B+-trees: don't store records or pointers in the internal nodes, but only keys (as in ISAM or VSAM); use a consistent decision about whether the internal keys are stored to the left (typical) or to the right of the key.
Use a different blocking factor in leaves than used above (especially for B+-trees in which data is stored in the leaves).
In a B+-like tree, thread either the leaves (as in SIS files), or the level above (as in VSAM).
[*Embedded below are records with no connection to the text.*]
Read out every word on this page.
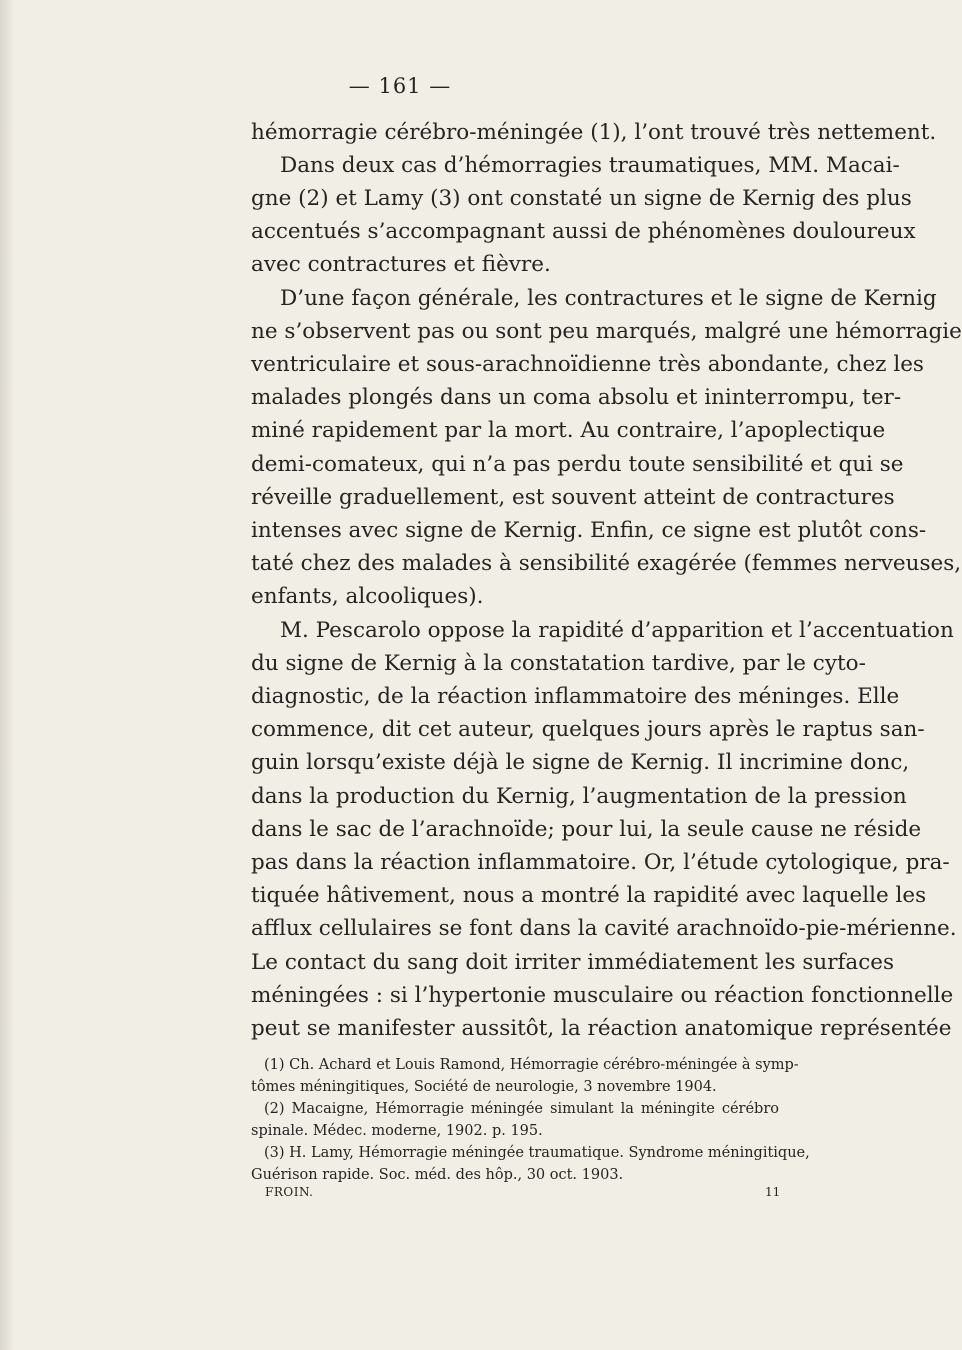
— 161 —
hémorragie cérébro-méningée (1), l’ont trouvé très nettement.
Dans deux cas d’hémorragies traumatiques, MM. Macai-
gne (2) et Lamy (3) ont constaté un signe de Kernig des plus
accentués s’accompagnant aussi de phénomènes douloureux
avec contractures et fièvre.
D’une façon générale, les contractures et le signe de Kernig
ne s’observent pas ou sont peu marqués, malgré une hémorragie
ventriculaire et sous-arachnoïdienne très abondante, chez les
malades plongés dans un coma absolu et ininterrompu, ter-
miné rapidement par la mort. Au contraire, l’apoplectique
demi-comateux, qui n’a pas perdu toute sensibilité et qui se
réveille graduellement, est souvent atteint de contractures
intenses avec signe de Kernig. Enfin, ce signe est plutôt cons-
taté chez des malades à sensibilité exagérée (femmes nerveuses,
enfants, alcooliques).
M. Pescarolo oppose la rapidité d’apparition et l’accentuation
du signe de Kernig à la constatation tardive, par le cyto-
diagnostic, de la réaction inflammatoire des méninges. Elle
commence, dit cet auteur, quelques jours après le raptus san-
guin lorsqu’existe déjà le signe de Kernig. Il incrimine donc,
dans la production du Kernig, l’augmentation de la pression
dans le sac de l’arachnoïde; pour lui, la seule cause ne réside
pas dans la réaction inflammatoire. Or, l’étude cytologique, pra-
tiquée hâtivement, nous a montré la rapidité avec laquelle les
afflux cellulaires se font dans la cavité arachnoïdo-pie-mérienne.
Le contact du sang doit irriter immédiatement les surfaces
méningées : si l’hypertonie musculaire ou réaction fonctionnelle
peut se manifester aussitôt, la réaction anatomique représentée
(1) Ch. Achard et Louis Ramond, Hémorragie cérébro-méningée à symp-
tômes méningitiques, Société de neurologie, 3 novembre 1904.
(2) Macaigne, Hémorragie méningée simulant la méningite cérébro
spinale. Médec. moderne, 1902. p. 195.
(3) H. Lamy, Hémorragie méningée traumatique. Syndrome méningitique,
Guérison rapide. Soc. méd. des hôp., 30 oct. 1903.
FROIN.	11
In an ordinary tree, thread as for threaded binary trees.
Remarks
In practice, n is typically around 20--25.
The depth of any B-tree-like structure is no more than 2 + log_m (n/2) where leaves have depth 0.
Exercises
Insert the following single sequence of keys into
39, 48, 61, 85, 17,
21, 8, 25, 42, 70,
77, 31, 99, 96, 88,
74, 66, 3, 15, 21
- (a) a binary search tree
- (b) an AVL tree
- (c) a ternary search tree
- (d) a (2,4)-B-tree --- that is, a standard B-tree of order 4.
- In each case above, determine
- (a) the mean internal path length --- the average depth of a key in the tree.
- (b) the mean external path length --- the average depth of a failure node.